Katelyn’s mom turned around again. “You kids need to keep it down. I’m not telling you again.”
I pinched my lips shut. I wasn’t usually one to go against authority, and aggravating my girlfriend’s mom was really low on my list of things to do.
“That was a little rude,” Katelyn whispered. “How about we call her Snotty?”
I covered up a laugh with a fake cough, which only served to have Katelyn’s mom turn around one more time. Her dark eyes gleamed in the moonlight like a raven’s.
“Do I have to separate you two?”
“No, ma’am,” I said. “We’ll be quiet.”
“You think you’d take this a little more seriously…”
Her admonishment faded away. I didn’t need to be reminded about the severity of the situation, but wouldn’t dare talk back. Instead, I stewed inside thinking how Snotty couldn’t possibly know how I was feeling.
In a way, the anger served me well. We probably hiked a half mile, and I didn’t once notice the pain in my hands. We’d made it up a shallow incline and back down the other side, as well as past a couple sharp turns. We rounded a particularly sharp curve to the left, and Spotted Owl sunk to a knee with a hand raised.

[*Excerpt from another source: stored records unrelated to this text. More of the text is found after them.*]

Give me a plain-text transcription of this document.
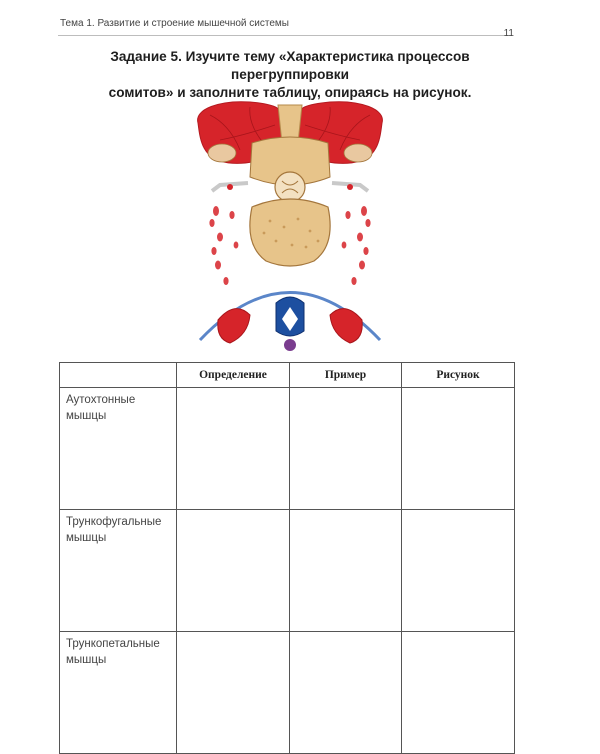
Тема 1. Развитие и строение мышечной системы
11
Задание 5. Изучите тему «Характеристика процессов перегруппировки
сомитов» и заполните таблицу, опираясь на рисунок.
	Определение	Пример	Рисунок

Аутохтонные
мышцы			

Трункофугальные
мышцы			

Трункопетальные
мышцы			
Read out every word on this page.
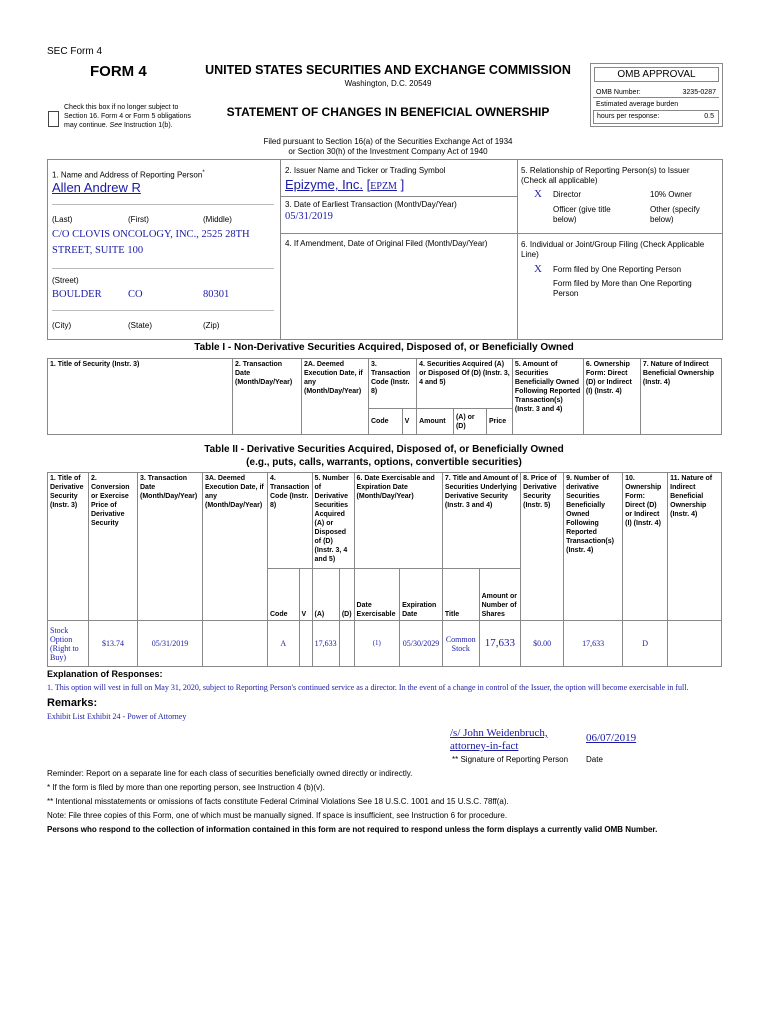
SEC Form 4
FORM 4	UNITED STATES SECURITIES AND EXCHANGE COMMISSION
Washington, D.C. 20549
Check this box if no longer subject to Section 16. Form 4 or Form 5 obligations may continue. See Instruction 1(b).
STATEMENT OF CHANGES IN BENEFICIAL OWNERSHIP
Filed pursuant to Section 16(a) of the Securities Exchange Act of 1934
or Section 30(h) of the Investment Company Act of 1940
OMB APPROVAL
OMB Number:	3235-0287
Estimated average burden
hours per response:	0.5
1. Name and Address of Reporting Person*
Allen Andrew R
(Last)	(First)	(Middle)
C/O CLOVIS ONCOLOGY, INC., 2525 28TH
STREET, SUITE 100
(Street)
BOULDER	CO	80301
(City)	(State)	(Zip)
2. Issuer Name and Ticker or Trading Symbol
Epizyme, Inc. [EPZM ]
3. Date of Earliest Transaction (Month/Day/Year)
05/31/2019
4. If Amendment, Date of Original Filed (Month/Day/Year)
5. Relationship of Reporting Person(s) to Issuer
(Check all applicable)
X Director	10% Owner
Officer (give title below)
Other (specify below)
6. Individual or Joint/Group Filing (Check Applicable Line)
X Form filed by One Reporting Person
Form filed by More than One Reporting Person
Table I - Non-Derivative Securities Acquired, Disposed of, or Beneficially Owned
1. Title of Security (Instr. 3)	2. Transaction Date (Month/Day/Year)	2A. Deemed Execution Date, if any (Month/Day/Year)	3. Transaction Code (Instr. 8)		4. Securities Acquired (A) or Disposed Of (D) (Instr. 3, 4 and 5)			5. Amount of Securities Beneficially Owned Following Reported Transaction(s) (Instr. 3 and 4)	6. Ownership Form: Direct (D) or Indirect (I) (Instr. 4)	7. Nature of Indirect Beneficial Ownership (Instr. 4)
			Code	V	Amount	(A) or (D)	Price			
Table II - Derivative Securities Acquired, Disposed of, or Beneficially Owned
(e.g., puts, calls, warrants, options, convertible securities)
1. Title of Derivative Security (Instr. 3)	2. Conversion or Exercise Price of Derivative Security	3. Transaction Date (Month/Day/Year)	3A. Deemed Execution Date, if any (Month/Day/Year)	4. Transaction Code (Instr. 8)		5. Number of Derivative Securities Acquired (A) or Disposed of (D) (Instr. 3, 4 and 5)		6. Date Exercisable and Expiration Date (Month/Day/Year)		7. Title and Amount of Securities Underlying Derivative Security (Instr. 3 and 4)		8. Price of Derivative Security (Instr. 5)	9. Number of derivative Securities Beneficially Owned Following Reported Transaction(s) (Instr. 4)	10. Ownership Form: Direct (D) or Indirect (I) (Instr. 4)	11. Nature of Indirect Beneficial Ownership (Instr. 4)
				Code	V	(A)	(D)	Date Exercisable	Expiration Date	Title	Amount or Number of Shares				
Stock Option (Right to Buy)	$13.74	05/31/2019		A		17,633		(1)	05/30/2029	Common Stock	17,633	$0.00	17,633	D	
Explanation of Responses:
1. This option will vest in full on May 31, 2020, subject to Reporting Person's continued service as a director. In the event of a change in control of the Issuer, the option will become exercisable in full.
Remarks:
Exhibit List Exhibit 24 - Power of Attorney
/s/ John Weidenbruch, attorney-in-fact
06/07/2019
** Signature of Reporting Person Date
Reminder: Report on a separate line for each class of securities beneficially owned directly or indirectly.
* If the form is filed by more than one reporting person, see Instruction 4 (b)(v).
** Intentional misstatements or omissions of facts constitute Federal Criminal Violations See 18 U.S.C. 1001 and 15 U.S.C. 78ff(a).
Note: File three copies of this Form, one of which must be manually signed. If space is insufficient, see Instruction 6 for procedure.
Persons who respond to the collection of information contained in this form are not required to respond unless the form displays a currently valid OMB Number.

Once everyone had gathered around him, he whispered, “We’re really close now. Mingus Trail is up on the right.”
“I haven’t seen any signs of bomb crat
ers,” John said.
“Mouse is up ahead checking it out.” Spotted Owl pointed off to the woods where a creek babbled alongside the road. “We should hop the creek and wait for them up by the trailhead.”

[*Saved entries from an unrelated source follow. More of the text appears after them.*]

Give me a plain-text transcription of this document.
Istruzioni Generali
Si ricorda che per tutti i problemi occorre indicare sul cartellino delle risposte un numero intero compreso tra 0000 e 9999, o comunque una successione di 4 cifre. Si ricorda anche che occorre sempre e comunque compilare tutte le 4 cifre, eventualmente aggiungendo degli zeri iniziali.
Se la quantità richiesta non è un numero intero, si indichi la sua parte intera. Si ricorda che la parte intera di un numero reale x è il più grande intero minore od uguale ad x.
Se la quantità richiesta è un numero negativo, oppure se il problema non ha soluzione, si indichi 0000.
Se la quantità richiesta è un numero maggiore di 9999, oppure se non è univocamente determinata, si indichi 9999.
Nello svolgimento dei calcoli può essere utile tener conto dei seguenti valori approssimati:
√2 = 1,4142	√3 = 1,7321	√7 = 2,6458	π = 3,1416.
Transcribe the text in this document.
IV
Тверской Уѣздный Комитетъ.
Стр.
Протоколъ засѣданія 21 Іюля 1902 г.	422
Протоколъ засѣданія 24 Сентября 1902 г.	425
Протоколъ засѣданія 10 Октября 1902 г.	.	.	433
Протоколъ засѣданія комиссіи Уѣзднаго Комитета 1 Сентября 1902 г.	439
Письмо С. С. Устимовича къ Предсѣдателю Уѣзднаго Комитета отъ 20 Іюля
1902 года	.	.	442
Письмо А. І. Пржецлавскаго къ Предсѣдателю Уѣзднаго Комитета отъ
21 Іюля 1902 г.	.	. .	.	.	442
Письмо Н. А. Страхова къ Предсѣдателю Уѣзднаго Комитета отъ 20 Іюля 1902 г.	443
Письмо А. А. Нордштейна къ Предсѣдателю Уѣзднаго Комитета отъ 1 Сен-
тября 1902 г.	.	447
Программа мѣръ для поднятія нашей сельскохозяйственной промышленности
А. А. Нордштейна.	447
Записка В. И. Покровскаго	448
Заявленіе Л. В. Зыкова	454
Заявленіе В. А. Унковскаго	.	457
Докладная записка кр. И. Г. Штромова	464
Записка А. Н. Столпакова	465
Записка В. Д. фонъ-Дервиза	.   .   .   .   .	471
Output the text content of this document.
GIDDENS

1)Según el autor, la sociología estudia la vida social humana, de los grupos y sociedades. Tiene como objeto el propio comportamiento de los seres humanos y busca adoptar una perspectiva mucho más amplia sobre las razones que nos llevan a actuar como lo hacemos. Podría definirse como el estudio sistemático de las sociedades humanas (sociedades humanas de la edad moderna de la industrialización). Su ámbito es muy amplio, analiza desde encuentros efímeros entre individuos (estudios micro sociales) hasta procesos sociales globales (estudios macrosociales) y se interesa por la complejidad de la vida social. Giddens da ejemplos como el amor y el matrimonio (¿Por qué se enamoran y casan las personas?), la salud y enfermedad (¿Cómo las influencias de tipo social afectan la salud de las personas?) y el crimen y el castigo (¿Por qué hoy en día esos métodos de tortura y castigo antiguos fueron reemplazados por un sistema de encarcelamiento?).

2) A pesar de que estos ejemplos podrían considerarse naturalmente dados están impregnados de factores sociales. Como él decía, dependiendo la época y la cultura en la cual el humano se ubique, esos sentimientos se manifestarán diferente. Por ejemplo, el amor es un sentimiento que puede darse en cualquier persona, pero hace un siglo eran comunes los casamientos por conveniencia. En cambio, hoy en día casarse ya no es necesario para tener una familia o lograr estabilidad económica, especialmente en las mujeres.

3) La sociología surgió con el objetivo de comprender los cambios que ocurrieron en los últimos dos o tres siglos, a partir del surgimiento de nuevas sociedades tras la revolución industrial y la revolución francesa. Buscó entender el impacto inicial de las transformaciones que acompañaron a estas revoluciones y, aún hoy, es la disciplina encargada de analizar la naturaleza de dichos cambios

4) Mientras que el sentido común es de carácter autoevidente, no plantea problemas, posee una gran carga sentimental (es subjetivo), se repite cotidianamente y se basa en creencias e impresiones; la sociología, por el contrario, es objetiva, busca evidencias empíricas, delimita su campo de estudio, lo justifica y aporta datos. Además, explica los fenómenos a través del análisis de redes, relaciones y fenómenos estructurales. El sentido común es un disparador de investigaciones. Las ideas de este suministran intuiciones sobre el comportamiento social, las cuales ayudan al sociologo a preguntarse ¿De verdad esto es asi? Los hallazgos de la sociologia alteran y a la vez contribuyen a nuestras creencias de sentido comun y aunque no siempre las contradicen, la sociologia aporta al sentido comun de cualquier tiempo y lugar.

“That sounds like a plan,” John said. He picked up his two buckets with a grunt and gestured with his head for everyone to move out.
I was less enthusiastic, but it sounded like we’d get a quick break if we just made it a little farther.
“We can do this, Rocky,” I told Katelyn.
“We have to, Bullwinkle.”
“I still don’t even know what that means.”
“Me, either, but I like it.”
I frowned, and grumbled, “That makes one of us.”
My back complained as I stooped over to pick up the buckets, but I was able to stifle a groan. Following Spotted Owl, we slid down the road slope toward the creek, and somehow managed to not topple all the way into the stream. As much as I thought a break might feel heavenly, I knew any relief would be temporary. There would be no actual rest until the night was over. If we lasted that long.
I stumbled across the creek. As soon as we’d gathered up on the other side in a secluded little flat spot where we could watch the road, I dropped my buckets. I sat on one and tapped the other for Katelyn. She sat next to me without a word.
The longer I sat there, the heavier my eyelids became.
I was too tired to move. Right before I could pass out, shadows came rushing through the woods toward us.
CHAPTER 26
As soon as I knew there was nothing to be alarmed about, my eyes closed. They refused to reopen despite the voices swirling around. Seconds or minutes later, I was rudely awakened having forgotten that our scouts had returned.
“Psst, Bullwinkle!” Katelyn whispered. “Oh, forget it.” She shook me. “Wake up, Zach.”
“Wh-what?”
“Your name’s too long.”
“I’m awake, Ma,” I mumbled. I rubbed the sleep from my eyes, expecting to find myself back home in my bed, probably late for school. When my eyes cleared, I saw Katelyn’s face shining in the moonlight. “Wait…what?”